Saranno trascorsi pure 75 anni dalla fine della guerra ma lo spirito della Resistenza vive nelle parole che partigiane e partigiani dell'Anpi hanno deciso di rivolgere al presidente del Consiglio Giuseppe Conte per ottenere giustizia e verità per Giulio Regeni. Combattenti per la libertà come Gastone Cottino, nome di battaglia Lucio, classe 1925. "Il partigiano che fui mi resta nel sangue - spiegava nel libro Noi Partigiani - "Non dovrei raccontarlo ma ora che sono vecchio, certe volte, quando vedo scorrazzare di nuovo quelli di Casapound e di Forza Nuova mi viene la tentazione... Be', meglio che non lo dica".

È proprio Gastone Cottino il primo dei partigiani a consegnare a un video tutto il proprio disappunto per la vicenda di Giulio, il giovane ricercatore friulano che a quasi cinque anni dal rapimento, dal sequestro e dall'uccisione non ha ancora trovato pace.  Le loro, seppure lontane negli anni e nei luoghi, sono due storie che si incontrano.

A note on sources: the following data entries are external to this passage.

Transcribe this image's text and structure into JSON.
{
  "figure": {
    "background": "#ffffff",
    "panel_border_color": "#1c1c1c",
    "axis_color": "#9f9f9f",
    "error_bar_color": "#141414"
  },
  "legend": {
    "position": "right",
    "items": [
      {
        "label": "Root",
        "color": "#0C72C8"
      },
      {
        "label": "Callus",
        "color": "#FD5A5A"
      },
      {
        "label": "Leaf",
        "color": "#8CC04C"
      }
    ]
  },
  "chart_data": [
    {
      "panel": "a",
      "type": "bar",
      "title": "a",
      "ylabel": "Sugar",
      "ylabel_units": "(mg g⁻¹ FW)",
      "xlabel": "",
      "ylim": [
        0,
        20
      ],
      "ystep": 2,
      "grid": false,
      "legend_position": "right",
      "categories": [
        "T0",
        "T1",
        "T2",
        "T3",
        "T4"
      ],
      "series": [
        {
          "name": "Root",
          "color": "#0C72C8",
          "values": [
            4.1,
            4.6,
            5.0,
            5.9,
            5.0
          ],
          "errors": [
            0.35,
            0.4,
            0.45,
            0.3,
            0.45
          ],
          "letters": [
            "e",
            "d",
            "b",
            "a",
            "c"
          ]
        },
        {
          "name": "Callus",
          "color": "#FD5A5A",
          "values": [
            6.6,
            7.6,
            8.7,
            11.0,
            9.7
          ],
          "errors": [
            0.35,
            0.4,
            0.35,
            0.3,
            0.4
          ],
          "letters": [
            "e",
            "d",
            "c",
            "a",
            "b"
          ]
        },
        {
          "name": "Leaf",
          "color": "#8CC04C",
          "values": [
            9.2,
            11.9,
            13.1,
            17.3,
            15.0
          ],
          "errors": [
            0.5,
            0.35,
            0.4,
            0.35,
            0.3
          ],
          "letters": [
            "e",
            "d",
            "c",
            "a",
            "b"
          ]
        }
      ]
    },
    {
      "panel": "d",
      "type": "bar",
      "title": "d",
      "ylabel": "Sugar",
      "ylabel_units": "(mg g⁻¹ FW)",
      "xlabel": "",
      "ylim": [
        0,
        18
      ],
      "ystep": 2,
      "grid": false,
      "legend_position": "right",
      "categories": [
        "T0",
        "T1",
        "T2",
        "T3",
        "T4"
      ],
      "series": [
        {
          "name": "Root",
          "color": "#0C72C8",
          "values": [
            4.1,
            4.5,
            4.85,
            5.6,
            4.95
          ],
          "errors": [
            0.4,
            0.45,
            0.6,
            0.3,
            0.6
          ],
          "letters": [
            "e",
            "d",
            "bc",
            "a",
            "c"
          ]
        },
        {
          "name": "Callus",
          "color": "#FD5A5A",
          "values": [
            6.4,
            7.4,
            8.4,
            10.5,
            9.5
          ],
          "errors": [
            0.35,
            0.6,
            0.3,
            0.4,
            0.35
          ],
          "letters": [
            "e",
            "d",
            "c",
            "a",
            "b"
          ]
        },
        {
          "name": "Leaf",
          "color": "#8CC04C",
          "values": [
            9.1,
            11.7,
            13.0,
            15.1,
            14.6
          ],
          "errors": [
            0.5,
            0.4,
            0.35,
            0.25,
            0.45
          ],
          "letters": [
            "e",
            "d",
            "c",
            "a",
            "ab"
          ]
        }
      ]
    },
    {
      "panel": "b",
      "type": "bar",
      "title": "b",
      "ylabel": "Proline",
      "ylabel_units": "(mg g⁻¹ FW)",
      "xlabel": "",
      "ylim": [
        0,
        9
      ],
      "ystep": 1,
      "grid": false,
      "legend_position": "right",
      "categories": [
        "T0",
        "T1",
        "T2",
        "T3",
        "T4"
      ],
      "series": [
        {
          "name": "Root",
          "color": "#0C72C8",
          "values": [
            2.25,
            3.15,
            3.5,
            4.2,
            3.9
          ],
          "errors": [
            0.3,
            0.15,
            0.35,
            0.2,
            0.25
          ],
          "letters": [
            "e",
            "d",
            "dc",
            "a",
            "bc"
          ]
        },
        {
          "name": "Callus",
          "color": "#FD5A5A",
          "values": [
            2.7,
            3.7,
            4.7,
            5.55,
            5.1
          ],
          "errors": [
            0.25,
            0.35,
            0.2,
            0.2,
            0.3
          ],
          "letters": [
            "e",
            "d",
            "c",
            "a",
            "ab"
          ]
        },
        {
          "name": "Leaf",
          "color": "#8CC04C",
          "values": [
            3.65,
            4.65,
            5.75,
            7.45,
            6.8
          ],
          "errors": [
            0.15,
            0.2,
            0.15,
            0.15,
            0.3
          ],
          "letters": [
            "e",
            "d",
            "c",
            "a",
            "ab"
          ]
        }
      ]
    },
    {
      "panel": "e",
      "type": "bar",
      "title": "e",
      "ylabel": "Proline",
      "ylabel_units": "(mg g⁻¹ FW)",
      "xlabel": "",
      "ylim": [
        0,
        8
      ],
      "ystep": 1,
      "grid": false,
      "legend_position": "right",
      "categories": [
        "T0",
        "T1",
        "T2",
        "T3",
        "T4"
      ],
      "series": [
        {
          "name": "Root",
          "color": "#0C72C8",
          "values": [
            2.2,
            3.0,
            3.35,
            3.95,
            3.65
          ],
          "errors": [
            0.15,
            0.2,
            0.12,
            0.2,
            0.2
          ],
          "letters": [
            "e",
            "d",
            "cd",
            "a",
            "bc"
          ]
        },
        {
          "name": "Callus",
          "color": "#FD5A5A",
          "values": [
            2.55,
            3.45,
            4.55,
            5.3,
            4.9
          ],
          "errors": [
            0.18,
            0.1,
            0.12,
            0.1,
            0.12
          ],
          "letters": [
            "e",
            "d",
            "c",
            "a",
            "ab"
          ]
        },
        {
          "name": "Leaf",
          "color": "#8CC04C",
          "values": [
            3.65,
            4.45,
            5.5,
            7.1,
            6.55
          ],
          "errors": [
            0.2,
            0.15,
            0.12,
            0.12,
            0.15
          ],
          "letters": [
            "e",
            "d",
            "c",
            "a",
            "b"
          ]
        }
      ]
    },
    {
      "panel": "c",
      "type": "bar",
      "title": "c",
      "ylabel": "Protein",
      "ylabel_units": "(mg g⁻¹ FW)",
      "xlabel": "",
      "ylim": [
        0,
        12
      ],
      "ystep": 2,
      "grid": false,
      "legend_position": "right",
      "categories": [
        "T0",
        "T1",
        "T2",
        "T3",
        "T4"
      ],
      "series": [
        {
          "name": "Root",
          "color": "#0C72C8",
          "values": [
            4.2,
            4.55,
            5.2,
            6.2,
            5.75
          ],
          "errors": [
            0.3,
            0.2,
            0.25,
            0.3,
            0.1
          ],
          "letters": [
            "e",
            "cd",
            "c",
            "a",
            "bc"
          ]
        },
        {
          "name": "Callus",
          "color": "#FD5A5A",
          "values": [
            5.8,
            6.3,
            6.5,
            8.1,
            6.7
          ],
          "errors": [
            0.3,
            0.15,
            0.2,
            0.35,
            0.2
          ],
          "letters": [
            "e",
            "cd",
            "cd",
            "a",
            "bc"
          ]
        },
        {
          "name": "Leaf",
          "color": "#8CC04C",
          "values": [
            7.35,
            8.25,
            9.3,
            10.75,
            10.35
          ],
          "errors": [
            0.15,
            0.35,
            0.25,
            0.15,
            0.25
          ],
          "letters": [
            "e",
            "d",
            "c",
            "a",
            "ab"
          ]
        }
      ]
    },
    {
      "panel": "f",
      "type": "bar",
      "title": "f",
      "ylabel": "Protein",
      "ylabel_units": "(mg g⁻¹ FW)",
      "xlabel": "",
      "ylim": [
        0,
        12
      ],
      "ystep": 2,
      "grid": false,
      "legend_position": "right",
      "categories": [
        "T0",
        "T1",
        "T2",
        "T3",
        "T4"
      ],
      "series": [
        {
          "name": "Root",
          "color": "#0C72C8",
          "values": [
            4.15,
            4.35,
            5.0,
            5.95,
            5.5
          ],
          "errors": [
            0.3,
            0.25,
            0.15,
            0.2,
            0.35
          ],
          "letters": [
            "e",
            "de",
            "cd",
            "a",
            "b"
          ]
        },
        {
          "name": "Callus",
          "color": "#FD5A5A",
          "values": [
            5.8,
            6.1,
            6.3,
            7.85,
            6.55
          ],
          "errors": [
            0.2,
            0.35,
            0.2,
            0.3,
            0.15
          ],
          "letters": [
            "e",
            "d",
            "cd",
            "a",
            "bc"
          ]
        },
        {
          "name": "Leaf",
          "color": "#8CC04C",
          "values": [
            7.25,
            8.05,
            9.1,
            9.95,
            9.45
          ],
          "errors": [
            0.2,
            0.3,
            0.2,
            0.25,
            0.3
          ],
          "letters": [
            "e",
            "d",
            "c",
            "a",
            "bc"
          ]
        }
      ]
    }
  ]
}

Gastone Cottino era un ragazzo della borghesia liberale torinese, al liceo si trovò tra i compagni Paolo Gobetti, figlio di Piero. e Guido Treves, ebreo che nel 1938 non fece ritorno a scuola. "Lì ebbi il mio primo istinto di ribellione" - racconta il partigiano nel libro curato da Gad Lerner e Laura Gnocchi.  Membro della Brigata Sap "Mingione", a guerra finita tornò agli studi fino a diventare docente di diritto commerciale e preside della Facoltà di Giurisprudenza a Torino. Un resistente e uno studioso proprio come Giulio, finito nelle mani dei suoi aguzzini per via delle sue ricerche dedicate al mondo dell'attivismo sindacale in un Egitto piagato dalla repressione.

Nelle scorse settimane la procura di Roma ha chiuso le indagini sull'omicidio di Regeni e a rischiare il processo sono quattro agenti dei servizi segreti egiziani: il generale Sabir Tariq, i colonnelli Usham Helmi e Athar Kamel Mohamed Ibrahim, e Magdi Ibrahim Abdelal Sharif per il reato di sequestro di persona pluriaggravato, concorso in lesioni personali aggravate e concorso in omicidio aggravato. Alla luce dei risultati dell'indagine, la famiglia Regeni è tornata a chiedere al governo italiano di ritirare l'ambasciatore dal Cairo. Una richiesta sostenuta ancora una volta dall'Associazione nazionale dei partigiani che in quell'occasione aveva dichiarato tramite il presidente Gianfranco Pagliarulo: "Vanno rivisti i rapporti con un Paese ritenuto amico, ma il cui governo non si è dimostrato degno di tale amicizia. Prima era un'esigenza di giustizia davanti a un crimine efferato e anche una questione di dignità nazionale. A questo punto è un nodo di civiltà. Sono trascorsi quasi cinque anni dal barbaro assassinio di un cittadino italiano inerme in un Paese straniero. L'orrore rivelato dalla Procura di Roma conferma che è stato superato il punto di non ritorno".

Partigiane e partigiani, si sa, non si arrendono mai e così, e questo sabato 19 dicembre partecipano alla mobilitazione #StoparmiEgitto promossa dalla Rete Disarmo.

Contemporaneamente l'Anpi ha voluto lanciare una campagna fatta di volti e parole. “Signor presidente del Consiglio, - dice Cottino - chiedo giustizia per Giulio Regeni. Adesso. E passato troppo tempo, troppo dolore, faccia rispettare i diritti umani e la dignità del nostro Paese. I nostri partigiani "sono anziani ma ancora combattenti, scrive l'Anpi sul proprio sito, contro ogni fascismo, per i diritti umani. La loro battaglia fonda la Repubblica e la convivenza civile".

Anche Mirella Alloisio, nome di battaglia Rossella, si unisce all'appello. Classe 1925, proprio come Cottino quando liberarono l'Italia era responsabile della segreteria operativa clandestina del Cln Liguria.